Voici quelque chose que vous saviez déjà au sujet des constructeurs automobiles qui vous offrent de financer une auto neuve sur 84 mois. Votre gérant de banque vous le dit, vos proches vous le disent, votre gros bon sens vous le dit, mais voici que même un grand patron de l'industrie automobile vous le dit: «C'est stupide», a déclaré John Mendel, le patron des ventes chez Honda USA.

Il a dénoncé les financements sur six et sept ans offerts par la concurrence lors de la grande fête de l'automobile américaine, au Salon de l'auto de Detroit, en entrevue avec l'agence de presse financière Bloomberg. M. Mendel a été un des seuls à casser le party durant ces 10 jours où les acteurs de l'industrie automobile célébraient 16,4 millions de ventes en 2014, la meilleure année depuis huit ans, et anticipaient des ventes de 16,7 millions cette année.
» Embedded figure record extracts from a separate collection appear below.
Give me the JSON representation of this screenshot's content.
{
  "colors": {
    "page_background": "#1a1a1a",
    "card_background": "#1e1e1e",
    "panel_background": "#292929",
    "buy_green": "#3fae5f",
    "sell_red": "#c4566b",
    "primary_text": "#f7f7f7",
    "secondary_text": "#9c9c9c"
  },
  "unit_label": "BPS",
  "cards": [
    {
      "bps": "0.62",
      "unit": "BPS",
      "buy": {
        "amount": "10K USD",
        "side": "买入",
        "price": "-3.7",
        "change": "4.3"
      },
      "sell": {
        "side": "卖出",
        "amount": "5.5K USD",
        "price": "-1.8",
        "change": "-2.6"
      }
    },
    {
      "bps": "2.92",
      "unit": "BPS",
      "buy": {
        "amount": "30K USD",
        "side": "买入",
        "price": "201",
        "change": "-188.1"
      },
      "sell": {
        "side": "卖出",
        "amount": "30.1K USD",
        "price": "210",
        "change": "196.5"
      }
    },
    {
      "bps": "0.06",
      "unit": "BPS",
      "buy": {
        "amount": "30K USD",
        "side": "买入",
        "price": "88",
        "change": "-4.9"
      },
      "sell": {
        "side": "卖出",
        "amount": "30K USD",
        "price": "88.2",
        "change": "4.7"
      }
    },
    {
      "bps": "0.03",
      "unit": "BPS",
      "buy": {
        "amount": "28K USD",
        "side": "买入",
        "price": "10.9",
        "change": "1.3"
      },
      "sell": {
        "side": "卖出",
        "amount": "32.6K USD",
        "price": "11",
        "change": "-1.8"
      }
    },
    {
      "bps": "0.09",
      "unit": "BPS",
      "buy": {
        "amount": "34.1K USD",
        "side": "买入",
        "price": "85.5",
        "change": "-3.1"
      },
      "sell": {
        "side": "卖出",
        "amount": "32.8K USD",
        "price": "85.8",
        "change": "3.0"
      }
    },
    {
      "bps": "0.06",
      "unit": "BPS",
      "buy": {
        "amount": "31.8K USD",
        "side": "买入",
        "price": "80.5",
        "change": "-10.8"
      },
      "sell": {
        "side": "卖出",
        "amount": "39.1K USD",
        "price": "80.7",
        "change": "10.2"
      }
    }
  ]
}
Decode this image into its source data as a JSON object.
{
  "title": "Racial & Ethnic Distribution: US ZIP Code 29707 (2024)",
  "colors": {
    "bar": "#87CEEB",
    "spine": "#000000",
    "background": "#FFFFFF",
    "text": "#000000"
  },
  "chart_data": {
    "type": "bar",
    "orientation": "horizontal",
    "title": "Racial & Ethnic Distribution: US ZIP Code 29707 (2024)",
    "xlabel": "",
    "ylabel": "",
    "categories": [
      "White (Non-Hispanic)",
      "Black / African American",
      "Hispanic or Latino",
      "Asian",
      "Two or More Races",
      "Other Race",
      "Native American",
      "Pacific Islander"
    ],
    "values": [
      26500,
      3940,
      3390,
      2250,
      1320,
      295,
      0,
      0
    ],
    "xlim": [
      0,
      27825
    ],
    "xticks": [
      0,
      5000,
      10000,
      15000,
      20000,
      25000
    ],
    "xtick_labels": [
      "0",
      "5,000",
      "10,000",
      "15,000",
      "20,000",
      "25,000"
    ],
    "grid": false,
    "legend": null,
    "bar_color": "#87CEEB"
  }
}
Quand une voiture est vendue grâce à un prêt étiré sur sept ans, «le vendeur célèbre la vente d'une auto neuve, mais le client sort de là criblé de dettes, ses finances sont tellement précaires», a dit Mendel, qui prévient que la pratique n'est pas soutenable à long terme et est «stupide pour toute l'industrie».

Les prêts sur sept ans permettent à des clients peu fortunés d'acheter une voiture à tempérament grâce à 84 mensualités basses, mais qui impliquent beaucoup d'intérêts au final, donc qui grèvent leurs finances à long terme. Mais surtout, sept ans, c'est long, et la dépréciation de la voiture est souvent plus rapide que le remboursement du prêt par l'emprunteur.

Le résultat prévisible que Mendel redoute? Une sous-caste de consommateurs qui n'auront jamais d'équité (ou, pire encore, une dette résiduelle sur le véhicule) quand le temps sera venu de changer d'auto à nouveau. «Ça va nuire au marché des autos neuves», a-t-il dit.

L'agence Bloomberg, qui tient des statistiques sur les prêts automobiles, rapporte que le pourcentage des acheteurs américains qui financent leur auto sur six ans et plus est passé de 10% en 2010 à 25% en 2014.

M. Mendel note aussi que même si les gens financent leur auto sur 84 mois et ont les moyens et le temps de rembourser, ils s'excluent du bassin d'acheteurs durant un cycle très long, ce qui nuit aussi à l'industrie.

Au contraire, un acheteur qui discipline ses dépenses de consommation et qui rembourse son emprunt-auto sur trois ou quatre ans a une voiture qui a de la valeur quand il retourne acheter une autre voiture neuve. «Cette auto usagée mais payée est un actif net, ils n'ont pas besoin de sortir d'autre argent pour acheter l'auto suivante. On appelle ça faire du clef-à-clef» et M. Mendel estime que cela crée une clientèle loyale.

Par contre, le problème dont M. Mendel ne parle pas est celui des salariés à faibles revenus, les gens qui n'ont pas les moyens d'avoir une auto neuve. Si 25% des emprunteurs américains optent pour le financement de sept ans, ce n'est pas seulement parce qu'ils veulent dépenser plus d'argent en biens de consommation non durables. C'est aussi parce que l'auto est nécessaire pour travailler, même si leur revenu disponible est bas. C'est un problème d'inégalité qui touche toute la société américaine et qui dépasse les considérations d'un constructeur qui essaie de vendre des autos, même des Honda Fit bon marché.

M. Mendel ajoute que Honda USA ne financera plus de voitures sur les longues périodes et s'en tiendra généralement aux financements sur 36 et 48 mois assortis d'un paiement de base obligatoire. Et ce, même si Honda est menacée d'être supplantée par Nissan au 5e rang des constructeurs automobiles actifs aux États-Unis.

M. Mendel a d'ailleurs dit à l'agence Bloomberg que certains concurrents «font des choses stupides» pour gagner des parts de marché.